KREC also distinguishes among buyer’s agents, seller’s agents, and transaction brokers. If you are selling one home and buying another, make sure you understand who represents whom before you sign paperwork.
Watch the closing calendar closely
When you are lining up two closings, even small timing issues can create stress. One key mortgage checkpoint is the Closing Disclosure, which borrowers must receive at least three business days before closing.
That waiting period matters when you are also scheduling movers, final walk-throughs, utility changes, and any temporary occupancy plan. A well-built timeline should account for each of those pieces before the last week.
Property tax timing in Johnson County
Property taxes can also affect your cash flow more than expected. In Johnson County, real estate taxes can be paid in full by December 20 or in two installments, with the first half due December 20 and the second half due May 10 of the following year.
If your sale and purchase happen near year-end, tax prorations, escrow timing, and possible refund checks may all affect the numbers at closing. It is worth reviewing those details early so there are fewer surprises.
Questions to answer before you move
A smooth buy-sell plan usually starts with the right questions. Before you list or write offers, talk through:
- Should you list your current home first?
- Do your equity and finances support buying before you sell?
- Would a home-sale or other contingency make sense?
- Could a rent-back give you enough flexibility?
- How much cash should you keep in reserve?
- Is your representation relationship clear on both sides of the transaction?
These are not just paperwork questions. They shape your timeline, your negotiating position, and your peace of mind.
Why a coordinated plan matters
Selling and buying at the same time is rarely simple, but it does not have to feel chaotic. What helps most is a clear plan, strong communication, and a team that can keep each deadline moving in the right order.
In a market like Overland Park, where timing can vary by segment and homes can still move quickly, preparation matters. When your listing, financing, and purchase strategy work together, you have a much better chance of moving with confidence.
If you are planning a move in Overland Park and want a step-by-step strategy for selling and buying at the same time, book an appointment with The Huff Group.
FAQs
How do you sell and buy a home at the same time in Overland Park?
- Most homeowners choose between selling first, buying first with financing support, using contingencies, or negotiating a rent-back after the sale. The best option depends on your equity, cash reserves, and timeline.
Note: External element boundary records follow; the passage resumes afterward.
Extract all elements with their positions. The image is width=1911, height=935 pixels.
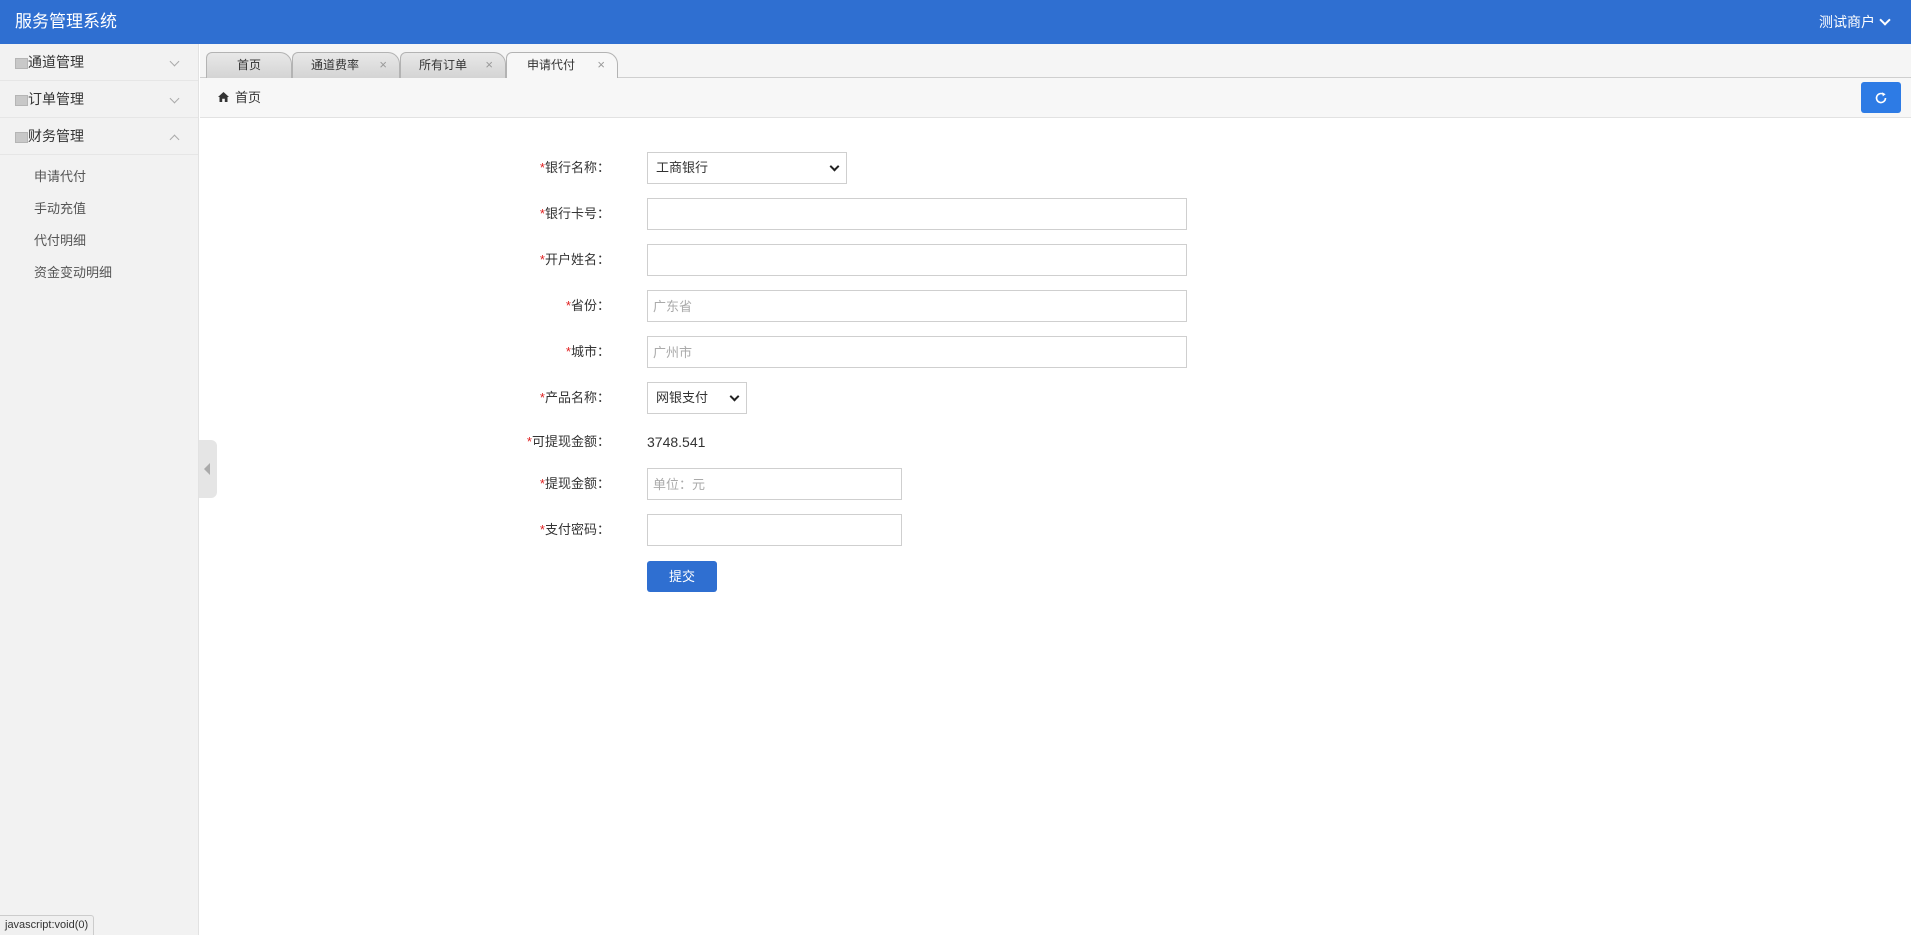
chevron-down-icon <box>169 56 180 67</box>
label-text: 开户姓名： <box>544 252 610 267</box>
refresh-button[interactable] <box>1861 82 1901 113</box>
sidebar-group-finance[interactable]: 财务管理 <box>0 118 198 155</box>
product-label: *产品名称： <box>500 382 610 414</box>
card-number-label: *银行卡号： <box>500 198 610 230</box>
top-header: 服务管理系统 测试商户 <box>0 0 1911 44</box>
tab-label: 通道费率 <box>310 58 359 72</box>
sidebar-group-orders[interactable]: 订单管理 <box>0 81 198 118</box>
province-input[interactable] <box>647 290 1187 322</box>
sidebar-group-label: 财务管理 <box>28 128 84 144</box>
selected-value: 网银支付 <box>656 390 709 405</box>
account-name-label: *开户姓名： <box>500 244 610 276</box>
city-input[interactable] <box>647 336 1187 368</box>
tab-home[interactable]: 首页 <box>206 52 292 78</box>
tab-all-orders[interactable]: 所有订单 × <box>400 52 506 78</box>
province-label: *省份： <box>500 290 610 322</box>
tab-apply-payout[interactable]: 申请代付 × <box>506 52 618 78</box>
pay-password-label: *支付密码： <box>500 514 610 546</box>
sidebar-item-apply-payout[interactable]: 申请代付 <box>0 161 198 193</box>
folder-icon <box>15 95 28 106</box>
selected-value: 工商银行 <box>656 160 709 175</box>
status-bar-link: javascript:void(0) <box>0 915 95 935</box>
collapse-left-icon <box>204 463 210 475</box>
city-label: *城市： <box>500 336 610 368</box>
sidebar-item-fund-changes[interactable]: 资金变动明细 <box>0 257 198 289</box>
finance-submenu: 申请代付 手动充值 代付明细 资金变动明细 <box>0 155 198 289</box>
chevron-down-icon <box>1879 14 1891 26</box>
chevron-up-icon <box>169 134 180 145</box>
close-icon[interactable]: × <box>597 53 605 77</box>
label-text: 城市： <box>570 344 610 359</box>
submit-button[interactable]: 提交 <box>647 561 717 592</box>
sidebar-collapse-handle[interactable] <box>199 440 217 498</box>
card-number-input[interactable] <box>647 198 1187 230</box>
label-text: 提现金额： <box>544 476 610 491</box>
product-select[interactable]: 网银支付 <box>647 382 747 414</box>
bank-name-label: *银行名称： <box>500 152 610 184</box>
refresh-icon <box>1875 92 1887 104</box>
amount-input[interactable] <box>647 468 902 500</box>
available-amount: 3748.541 <box>647 434 706 450</box>
amount-label: *提现金额： <box>500 468 610 500</box>
label-text: 支付密码： <box>544 522 610 537</box>
bank-name-select[interactable]: 工商银行 <box>647 152 847 184</box>
user-menu[interactable]: 测试商户 <box>1819 0 1891 44</box>
sidebar-group-label: 通道管理 <box>28 54 84 70</box>
close-icon[interactable]: × <box>379 53 387 77</box>
sidebar-item-payout-details[interactable]: 代付明细 <box>0 225 198 257</box>
tab-label: 首页 <box>236 58 261 72</box>
breadcrumb-bar: 首页 <box>200 78 1911 118</box>
sidebar-group-channel[interactable]: 通道管理 <box>0 44 198 81</box>
label-text: 银行卡号： <box>544 206 610 221</box>
folder-icon <box>15 58 28 69</box>
user-name: 测试商户 <box>1819 14 1875 30</box>
chevron-down-icon <box>829 161 840 172</box>
tab-label: 申请代付 <box>526 58 575 72</box>
breadcrumb-label: 首页 <box>235 90 262 105</box>
sidebar: 通道管理 订单管理 财务管理 申请代付 手动充值 代付明细 资金变动明细 <box>0 44 199 935</box>
label-text: 银行名称： <box>544 160 610 175</box>
tab-label: 所有订单 <box>418 58 467 72</box>
sidebar-item-manual-recharge[interactable]: 手动充值 <box>0 193 198 225</box>
pay-password-input[interactable] <box>647 514 902 546</box>
folder-icon <box>15 132 28 143</box>
available-label: *可提现金额： <box>500 426 610 458</box>
label-text: 产品名称： <box>544 390 610 405</box>
chevron-down-icon <box>169 93 180 104</box>
account-name-input[interactable] <box>647 244 1187 276</box>
breadcrumb-home[interactable]: 首页 <box>218 78 261 117</box>
sidebar-group-label: 订单管理 <box>28 91 84 107</box>
label-text: 可提现金额： <box>531 434 610 449</box>
app-title: 服务管理系统 <box>15 12 117 31</box>
chevron-down-icon <box>729 391 740 402</box>
close-icon[interactable]: × <box>485 53 493 77</box>
label-text: 省份： <box>570 298 610 313</box>
tab-channel-rates[interactable]: 通道费率 × <box>292 52 400 78</box>
home-icon <box>218 92 229 102</box>
tab-bar: 首页 通道费率 × 所有订单 × 申请代付 × <box>200 44 1911 78</box>
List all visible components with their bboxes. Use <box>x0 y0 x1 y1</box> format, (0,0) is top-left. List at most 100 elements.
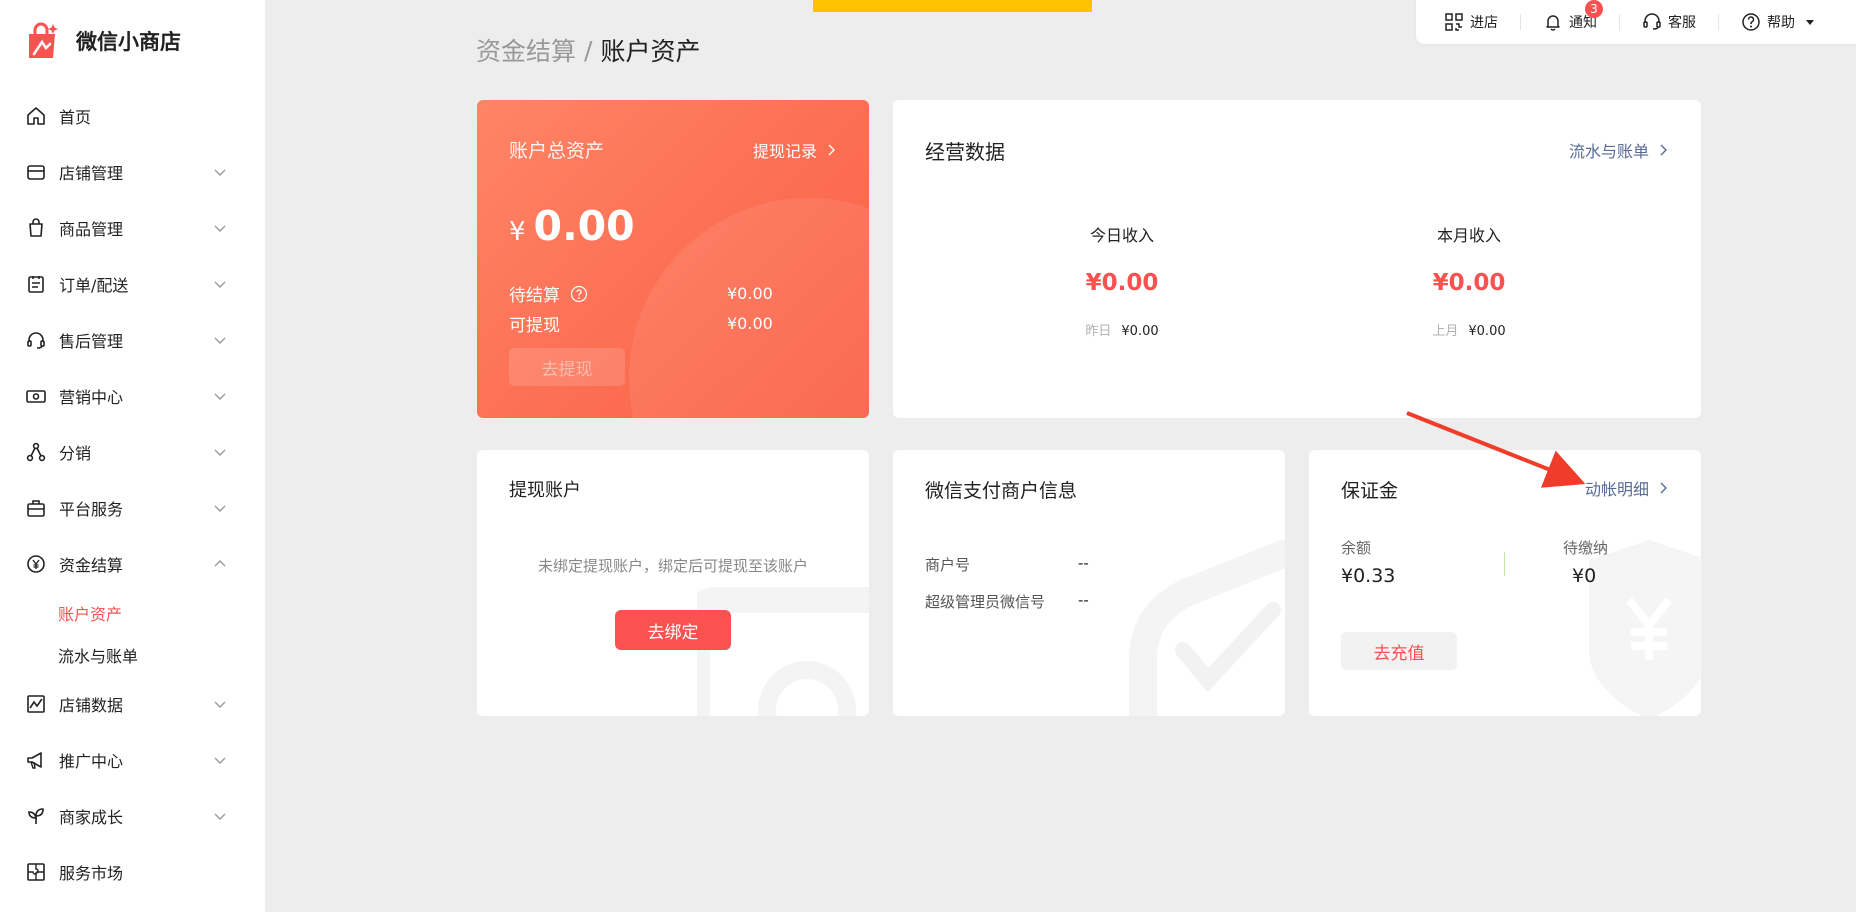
month-income-value: ¥0.00 <box>1432 270 1506 296</box>
withdraw-account-title: 提现账户 <box>509 480 581 501</box>
sidebar-item-platform-services[interactable]: 平台服务 <box>0 480 265 536</box>
chevron-down-icon <box>214 813 226 820</box>
sidebar-item-home[interactable]: 首页 <box>0 88 265 144</box>
chevron-right-icon <box>1660 144 1667 156</box>
sidebar: 微信小商店 首页 店铺管理 商品管理 订单/配送 售后管理 营销中心 分销 平台… <box>0 0 265 912</box>
yesterday-income: 昨日 ¥0.00 <box>1022 320 1222 339</box>
headset-icon <box>27 332 45 349</box>
chevron-down-icon <box>214 757 226 764</box>
chevron-down-icon <box>214 393 226 400</box>
merchant-id-row: 商户号 -- <box>925 554 1089 575</box>
help-button[interactable]: 帮助 <box>1741 12 1815 32</box>
chevron-down-icon <box>214 281 226 288</box>
chevron-down-icon <box>214 169 226 176</box>
line-chart-icon <box>27 695 45 713</box>
total-assets-amount: ¥ 0.00 <box>509 202 635 250</box>
sidebar-item-label: 推广中心 <box>59 752 124 771</box>
deposit-card: 保证金 动帐明细 余额 ¥0.33 待缴纳 ¥0 去充值 <box>1309 450 1701 716</box>
sidebar-item-label: 商家成长 <box>59 808 124 827</box>
withdraw-button[interactable]: 去提现 <box>509 348 625 386</box>
question-circle-icon[interactable] <box>570 285 588 303</box>
statements-link[interactable]: 流水与账单 <box>1569 138 1669 162</box>
withdrawable-label: 可提现 <box>509 316 560 336</box>
chevron-up-icon <box>214 560 226 567</box>
notification-button[interactable]: 通知 3 <box>1543 0 1603 32</box>
statements-link-label: 流水与账单 <box>1568 142 1649 161</box>
bind-account-button[interactable]: 去绑定 <box>615 610 731 650</box>
enter-store-button[interactable]: 进店 <box>1444 12 1498 32</box>
deposit-balance-label: 余额 <box>1341 539 1372 557</box>
breadcrumb-separator: / <box>584 35 593 65</box>
total-assets-value: 0.00 <box>533 202 635 250</box>
top-banner-strip[interactable] <box>813 0 1092 12</box>
sidebar-nav: 首页 店铺管理 商品管理 订单/配送 售后管理 营销中心 分销 平台服务 资金结… <box>0 88 265 900</box>
sidebar-item-promotion[interactable]: 推广中心 <box>0 732 265 788</box>
enter-store-label: 进店 <box>1470 15 1498 31</box>
month-income-block: 本月收入 ¥0.00 上月 ¥0.00 <box>1369 222 1569 339</box>
last-month-value: ¥0.00 <box>1468 324 1506 339</box>
admin-wechat-value: -- <box>1078 591 1089 609</box>
wechat-pay-merchant-card: 微信支付商户信息 商户号 -- 超级管理员微信号 -- <box>893 450 1285 716</box>
wechat-pay-title: 微信支付商户信息 <box>925 480 1078 502</box>
pending-settlement-label: 待结算 <box>509 286 560 306</box>
briefcase-icon <box>27 500 45 517</box>
sidebar-item-store[interactable]: 店铺管理 <box>0 144 265 200</box>
question-circle-icon <box>1742 13 1760 31</box>
sidebar-item-marketing[interactable]: 营销中心 <box>0 368 265 424</box>
sidebar-item-after-sales[interactable]: 售后管理 <box>0 312 265 368</box>
deposit-details-link[interactable]: 动帐明细 <box>1585 476 1669 500</box>
sidebar-item-store-data[interactable]: 店铺数据 <box>0 676 265 732</box>
business-data-card: 经营数据 流水与账单 今日收入 ¥0.00 昨日 ¥0.00 本月收入 ¥0.00… <box>893 100 1701 418</box>
customer-service-button[interactable]: 客服 <box>1642 12 1696 32</box>
home-icon <box>27 107 45 125</box>
sidebar-item-orders[interactable]: 订单/配送 <box>0 256 265 312</box>
puzzle-icon <box>27 863 45 881</box>
account-assets-card: 账户总资产 提现记录 ¥ 0.00 待结算 ¥0.00 可提现 ¥0.00 去提… <box>477 100 869 418</box>
sidebar-item-distribution[interactable]: 分销 <box>0 424 265 480</box>
breadcrumb-parent[interactable]: 资金结算 <box>476 32 576 68</box>
asset-title: 账户总资产 <box>509 140 605 162</box>
today-income-label: 今日收入 <box>1089 226 1154 245</box>
withdraw-account-card: 提现账户 未绑定提现账户，绑定后可提现至该账户 去绑定 <box>477 450 869 716</box>
brand[interactable]: 微信小商店 <box>20 20 181 62</box>
headset-icon <box>1643 13 1661 30</box>
store-icon <box>27 165 45 180</box>
megaphone-icon <box>27 752 42 769</box>
breadcrumb: 资金结算 / 账户资产 <box>476 32 700 68</box>
today-income-block: 今日收入 ¥0.00 昨日 ¥0.00 <box>1022 222 1222 339</box>
business-data-title: 经营数据 <box>925 140 1005 164</box>
sidebar-item-label: 店铺数据 <box>59 696 124 715</box>
deposit-balance-value: ¥0.33 <box>1341 565 1396 587</box>
chevron-down-icon <box>214 225 226 232</box>
pending-settlement-row: 待结算 ¥0.00 <box>509 281 773 306</box>
withdraw-records-link[interactable]: 提现记录 <box>753 138 837 162</box>
sidebar-item-fund-settlement[interactable]: 资金结算 <box>0 536 265 592</box>
sprout-icon <box>28 808 44 824</box>
sidebar-item-label: 资金结算 <box>59 556 124 575</box>
sidebar-item-merchant-growth[interactable]: 商家成长 <box>0 788 265 844</box>
recharge-button[interactable]: 去充值 <box>1341 632 1457 670</box>
help-label: 帮助 <box>1767 15 1795 31</box>
chevron-right-icon <box>1660 482 1667 494</box>
chevron-down-icon <box>214 337 226 344</box>
app-name: 微信小商店 <box>76 30 181 54</box>
admin-wechat-row: 超级管理员微信号 -- <box>925 591 1089 612</box>
deposit-divider <box>1504 552 1505 576</box>
yesterday-value: ¥0.00 <box>1121 324 1159 339</box>
chevron-right-icon <box>828 144 835 156</box>
shopping-bag-icon <box>29 218 43 237</box>
sidebar-item-products[interactable]: 商品管理 <box>0 200 265 256</box>
sidebar-subitem-account-assets[interactable]: 账户资产 <box>0 592 265 634</box>
sidebar-subitem-statements[interactable]: 流水与账单 <box>0 634 265 676</box>
qrcode-icon <box>1445 13 1463 31</box>
yesterday-label: 昨日 <box>1085 324 1112 339</box>
chevron-down-icon <box>214 449 226 456</box>
card-watermark-icon <box>1129 540 1285 716</box>
customer-service-label: 客服 <box>1668 15 1696 31</box>
sidebar-item-service-market[interactable]: 服务市场 <box>0 844 265 900</box>
toolbar-divider <box>1619 14 1620 30</box>
top-toolbar: 进店 通知 3 客服 帮助 <box>1416 0 1856 44</box>
sidebar-item-label: 订单/配送 <box>59 276 129 295</box>
withdraw-records-label: 提现记录 <box>752 142 817 161</box>
sidebar-item-label: 店铺管理 <box>59 164 124 183</box>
What is a home-sale contingency when buying in Overland Park?
- A home-sale contingency gives you time to sell your current home before closing on the next one. It can reduce risk for you, but sellers may respond with additional terms or prefer offers with fewer conditions.
Can a rent-back help after selling a home in Overland Park?
- Yes. A rent-back can let you stay in your current home for a short period after closing, which may help bridge the gap before your next home is ready.
How much should you budget for closing costs when buying in Overland Park?
- Purchase closing costs typically run about 2% to 5% of the purchase price, not including your down payment. You should also budget for sale expenses, moving costs, and any overlap in housing costs.
What Kansas paperwork matters when selling and buying at the same time?
- In Kansas, the exact agreement of the parties must be in writing when a licensee is assisting in the transaction. You should also review approximate closing costs early and make sure your representation relationship is clear before signing.
When are Johnson County property taxes due during a move?
- Johnson County real estate taxes can be paid in full by December 20 or in two installments, with the first half due December 20 and the second half due May 10 of the following year. Those dates can affect prorations and cash flow around closing.